By 1924, Alan Hale had resigned from the pump company to concentrate on his garage business. Hale had a love of the automobile and wanted to devote more time to the auto industry. E.J. Wendell took over as president and general manager of the Hale Fire Pump Company, and in 1924, the Conshohocken plant quadrupled in size. Hale would continue to expand its operations in the borough for the next fifty years.

In 1952, Hale purchased seven acres of land to build a new plant on Washington Street at the foot of Jones Street, in an area formerly known as “the Meadow.” The Meadow served the borough as a baseball field for close to seventy-five years.

In 1974, Hale opened a “clean air” foundry, also located on Washington Street, that featured both induction and gas-melting furnaces used by gas and electric. The thirty-four-thousand-square-foot foundry cast pump parts in iron, aluminum and brass. In that same year, the company also broke ground for the second phase for a new sixteen-thousand-square-foot air-conditioned machine shop. With the addition of the foundry, the company employed as many as 250 union employees by the mid-1970s.

The Hale Fire Pump Company started with 3 men and a fire pump back in 1914; by 1922, 24 employees found full-time work with the company. By 1954, a total of 240 employees were collecting paychecks from Hale, and by the mid-1970s, more than 500 employees, including office personnel, enjoyed employment with the Conshohocken firm.

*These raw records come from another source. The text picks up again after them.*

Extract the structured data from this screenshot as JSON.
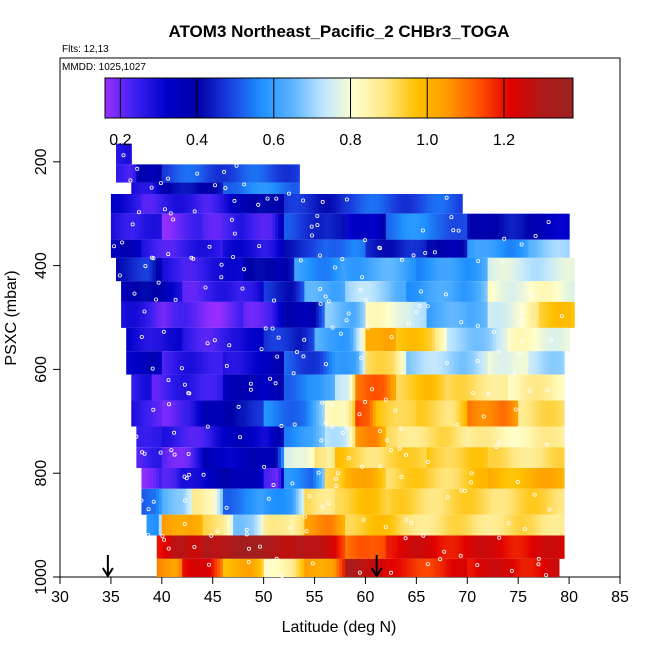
{
  "chart_data": {
    "type": "heatmap",
    "title": "ATOM3 Northeast_Pacific_2 CHBr3_TOGA",
    "flights_label": "Flts: 12,13",
    "dates_label": "MMDD: 1025,1027",
    "xlabel": "Latitude (deg N)",
    "ylabel": "PSXC (mbar)",
    "xlim": [
      30,
      85
    ],
    "ylim": [
      1000,
      0
    ],
    "xticks": [
      "30",
      "35",
      "40",
      "45",
      "50",
      "55",
      "60",
      "65",
      "70",
      "75",
      "80",
      "85"
    ],
    "yticks": [
      "200",
      "400",
      "600",
      "800",
      "1000"
    ],
    "colorbar": {
      "range": [
        0.16,
        1.38
      ],
      "ticks": [
        "0.2",
        "0.4",
        "0.6",
        "0.8",
        "1.0",
        "1.2"
      ],
      "tick_values": [
        0.2,
        0.4,
        0.6,
        0.8,
        1.0,
        1.2
      ],
      "colors": [
        "#9b30ff",
        "#3a1ff0",
        "#0000c8",
        "#0000a8",
        "#1a3fe0",
        "#1e90ff",
        "#5ab4ff",
        "#bfe6ff",
        "#ffffcc",
        "#ffe680",
        "#ffc000",
        "#ff9900",
        "#ff5000",
        "#e00000",
        "#b01818",
        "#9b2222"
      ]
    },
    "markers": [
      {
        "lat": 34.7,
        "label": "down-arrow"
      },
      {
        "lat": 61.1,
        "label": "down-arrow"
      }
    ],
    "bands": [
      {
        "p": [
          165,
          205
        ],
        "segments": [
          [
            35.5,
            37.0,
            0.25
          ]
        ]
      },
      {
        "p": [
          205,
          240
        ],
        "segments": [
          [
            35.5,
            37.5,
            0.22
          ],
          [
            37.5,
            40,
            0.35
          ],
          [
            40,
            53.5,
            0.5
          ]
        ]
      },
      {
        "p": [
          240,
          262
        ],
        "segments": [
          [
            37.0,
            40,
            0.3
          ],
          [
            40,
            46,
            0.4
          ],
          [
            46,
            53.5,
            0.55
          ]
        ]
      },
      {
        "p": [
          262,
          300
        ],
        "segments": [
          [
            35.0,
            38,
            0.3
          ],
          [
            38,
            47,
            0.25
          ],
          [
            47,
            52,
            0.38
          ],
          [
            52,
            58,
            0.45
          ],
          [
            58,
            69.5,
            0.5
          ]
        ]
      },
      {
        "p": [
          300,
          350
        ],
        "segments": [
          [
            35.0,
            40,
            0.28
          ],
          [
            40,
            44,
            0.2
          ],
          [
            44,
            48,
            0.24
          ],
          [
            48,
            52,
            0.25
          ],
          [
            52,
            58,
            0.48
          ],
          [
            58,
            62,
            0.3
          ],
          [
            62,
            70,
            0.55
          ],
          [
            70,
            76,
            0.42
          ],
          [
            76,
            80,
            0.35
          ]
        ]
      },
      {
        "p": [
          350,
          385
        ],
        "segments": [
          [
            35.0,
            38,
            0.35
          ],
          [
            38,
            46,
            0.25
          ],
          [
            46,
            52,
            0.28
          ],
          [
            52,
            56,
            0.45
          ],
          [
            56,
            60,
            0.55
          ],
          [
            60,
            66,
            0.45
          ],
          [
            66,
            70,
            0.38
          ],
          [
            70,
            76,
            0.58
          ],
          [
            76,
            80,
            0.68
          ]
        ]
      },
      {
        "p": [
          385,
          430
        ],
        "segments": [
          [
            35.5,
            40,
            0.45
          ],
          [
            40,
            48,
            0.26
          ],
          [
            48,
            53,
            0.38
          ],
          [
            53,
            58,
            0.58
          ],
          [
            58,
            65,
            0.62
          ],
          [
            65,
            72,
            0.58
          ],
          [
            72,
            80.5,
            0.75
          ]
        ]
      },
      {
        "p": [
          430,
          470
        ],
        "segments": [
          [
            36.0,
            42,
            0.38
          ],
          [
            42,
            50,
            0.24
          ],
          [
            50,
            54,
            0.45
          ],
          [
            54,
            58,
            0.62
          ],
          [
            58,
            64,
            0.7
          ],
          [
            64,
            72,
            0.6
          ],
          [
            72,
            80.5,
            0.8
          ]
        ]
      },
      {
        "p": [
          470,
          520
        ],
        "segments": [
          [
            36.0,
            40,
            0.26
          ],
          [
            40,
            48,
            0.2
          ],
          [
            48,
            52,
            0.23
          ],
          [
            52,
            56,
            0.4
          ],
          [
            56,
            60,
            0.66
          ],
          [
            60,
            66,
            0.8
          ],
          [
            66,
            72,
            0.62
          ],
          [
            72,
            77,
            0.78
          ],
          [
            77,
            80.5,
            0.95
          ]
        ]
      },
      {
        "p": [
          520,
          565
        ],
        "segments": [
          [
            36.5,
            42,
            0.3
          ],
          [
            42,
            50,
            0.25
          ],
          [
            50,
            55,
            0.45
          ],
          [
            55,
            60,
            0.62
          ],
          [
            60,
            63,
            1.05
          ],
          [
            63,
            68,
            0.95
          ],
          [
            68,
            74,
            0.7
          ],
          [
            74,
            80,
            0.8
          ]
        ]
      },
      {
        "p": [
          565,
          610
        ],
        "segments": [
          [
            36.5,
            40,
            0.35
          ],
          [
            40,
            46,
            0.25
          ],
          [
            46,
            52,
            0.3
          ],
          [
            52,
            57,
            0.5
          ],
          [
            57,
            60,
            0.62
          ],
          [
            60,
            64,
            0.9
          ],
          [
            64,
            72,
            0.7
          ],
          [
            72,
            76,
            0.8
          ],
          [
            76,
            79.5,
            0.72
          ]
        ]
      },
      {
        "p": [
          610,
          660
        ],
        "segments": [
          [
            37.0,
            39,
            0.28
          ],
          [
            39,
            46,
            0.24
          ],
          [
            46,
            52,
            0.35
          ],
          [
            52,
            57,
            0.55
          ],
          [
            57,
            59,
            0.72
          ],
          [
            59,
            63,
            1.1
          ],
          [
            63,
            68,
            0.95
          ],
          [
            68,
            74,
            0.9
          ],
          [
            74,
            79.5,
            0.85
          ]
        ]
      },
      {
        "p": [
          660,
          710
        ],
        "segments": [
          [
            37.0,
            40,
            0.26
          ],
          [
            40,
            44,
            0.22
          ],
          [
            44,
            50,
            0.4
          ],
          [
            50,
            56,
            0.55
          ],
          [
            56,
            59,
            0.8
          ],
          [
            59,
            61,
            1.15
          ],
          [
            61,
            65,
            0.95
          ],
          [
            65,
            70,
            0.92
          ],
          [
            70,
            75,
            1.1
          ],
          [
            75,
            79.5,
            0.9
          ]
        ]
      },
      {
        "p": [
          710,
          750
        ],
        "segments": [
          [
            37.5,
            40,
            0.28
          ],
          [
            40,
            46,
            0.25
          ],
          [
            46,
            52,
            0.32
          ],
          [
            52,
            56,
            0.58
          ],
          [
            56,
            59,
            0.75
          ],
          [
            59,
            62,
            1.05
          ],
          [
            62,
            70,
            0.9
          ],
          [
            70,
            79.5,
            0.85
          ]
        ]
      },
      {
        "p": [
          750,
          790
        ],
        "segments": [
          [
            37.5,
            40,
            0.24
          ],
          [
            40,
            44,
            0.22
          ],
          [
            44,
            49,
            0.35
          ],
          [
            49,
            52,
            0.4
          ],
          [
            52,
            55,
            0.75
          ],
          [
            55,
            57,
            0.88
          ],
          [
            57,
            60,
            0.95
          ],
          [
            60,
            66,
            0.92
          ],
          [
            66,
            72,
            0.95
          ],
          [
            72,
            79.5,
            0.9
          ]
        ]
      },
      {
        "p": [
          790,
          830
        ],
        "segments": [
          [
            38.0,
            40,
            0.2
          ],
          [
            40,
            42,
            0.25
          ],
          [
            42,
            46,
            0.32
          ],
          [
            46,
            50,
            0.4
          ],
          [
            50,
            52,
            0.2
          ],
          [
            52,
            56,
            0.55
          ],
          [
            56,
            58,
            0.9
          ],
          [
            58,
            62,
            1.0
          ],
          [
            62,
            72,
            0.93
          ],
          [
            72,
            79.5,
            1.0
          ]
        ]
      },
      {
        "p": [
          830,
          880
        ],
        "segments": [
          [
            38.0,
            40,
            0.5
          ],
          [
            40,
            43,
            0.65
          ],
          [
            43,
            46,
            0.85
          ],
          [
            46,
            50,
            0.55
          ],
          [
            50,
            54,
            0.6
          ],
          [
            54,
            57,
            0.9
          ],
          [
            57,
            62,
            0.95
          ],
          [
            62,
            79.5,
            0.92
          ]
        ]
      },
      {
        "p": [
          880,
          920
        ],
        "segments": [
          [
            38.5,
            40,
            0.55
          ],
          [
            40,
            44,
            1.05
          ],
          [
            44,
            47,
            0.9
          ],
          [
            47,
            50,
            0.7
          ],
          [
            50,
            54,
            0.85
          ],
          [
            54,
            58,
            1.05
          ],
          [
            58,
            64,
            0.95
          ],
          [
            64,
            79.5,
            0.9
          ]
        ]
      },
      {
        "p": [
          920,
          965
        ],
        "segments": [
          [
            39.5,
            41,
            1.2
          ],
          [
            41,
            44,
            1.25
          ],
          [
            44,
            54,
            1.32
          ],
          [
            54,
            58,
            1.25
          ],
          [
            58,
            62,
            1.1
          ],
          [
            62,
            79.5,
            1.22
          ]
        ]
      },
      {
        "p": [
          965,
          1005
        ],
        "segments": [
          [
            39.5,
            42,
            1.05
          ],
          [
            42,
            46,
            1.2
          ],
          [
            46,
            50,
            1.0
          ],
          [
            50,
            54,
            0.85
          ],
          [
            54,
            58,
            1.05
          ],
          [
            58,
            62,
            1.3
          ],
          [
            62,
            70,
            1.18
          ],
          [
            70,
            79,
            1.22
          ]
        ]
      }
    ]
  }
}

Generations of families have realized the American dream working at the Hale Fire Pump Company, and today Hale Products Inc., with products and production plants throughout the world, continues to employ Conshohocken residents while servicing the continent with the best firefighting equipment in the world.

A
ND
T
HERE
'
S
M
ORE

Cigar, brewery, ice cream and casket companies were all part of Conshohocken's job market at one time or another. In 1928, the Bobrow brothers opened up their cigar factory, called Bobrow Brothers Cigar Manufactures. The cigar factory was a three-story building located on the corner of Hector and Apple Streets.

The Crystal Spring Brewing Company was located on the southwest corner of Hector and Jones Streets. F.A. Loeba started the business in 1898, and two years later, it became the Crystal Spring Brewing Company. The company was short-lived, closing its doors in 1902. The building for many years was occupied by the Acme Saw Company, owned by the Capozzi family, and is currently a condominium complex. Also around the turn of the twentieth century was the Leibert and Obert Brewing Company, once located on the canal bank. The company also had a cold storage building, where it stored kegs of beer. According to newspaper accounts in 1910, the cold storage building was also the site of weekend drinking get-togethers for the young men about town.

In 1919, I.D. Shaffer leased his planing mill located at Elm and Maple Streets to the newly organized Conshohocken Burial Casket Company. The casket company was unable to sell to any of the local undertakers for the first four weeks, as it had backorders promised.

The Harvey Ice Cream Company was opened in 1929 by Michael J. Harvey. The Eleventh Avenue resident built a two-story ice cream factory at the corner of Twelfth and Maple Streets and purchased the most modern ice cream–making equipment available.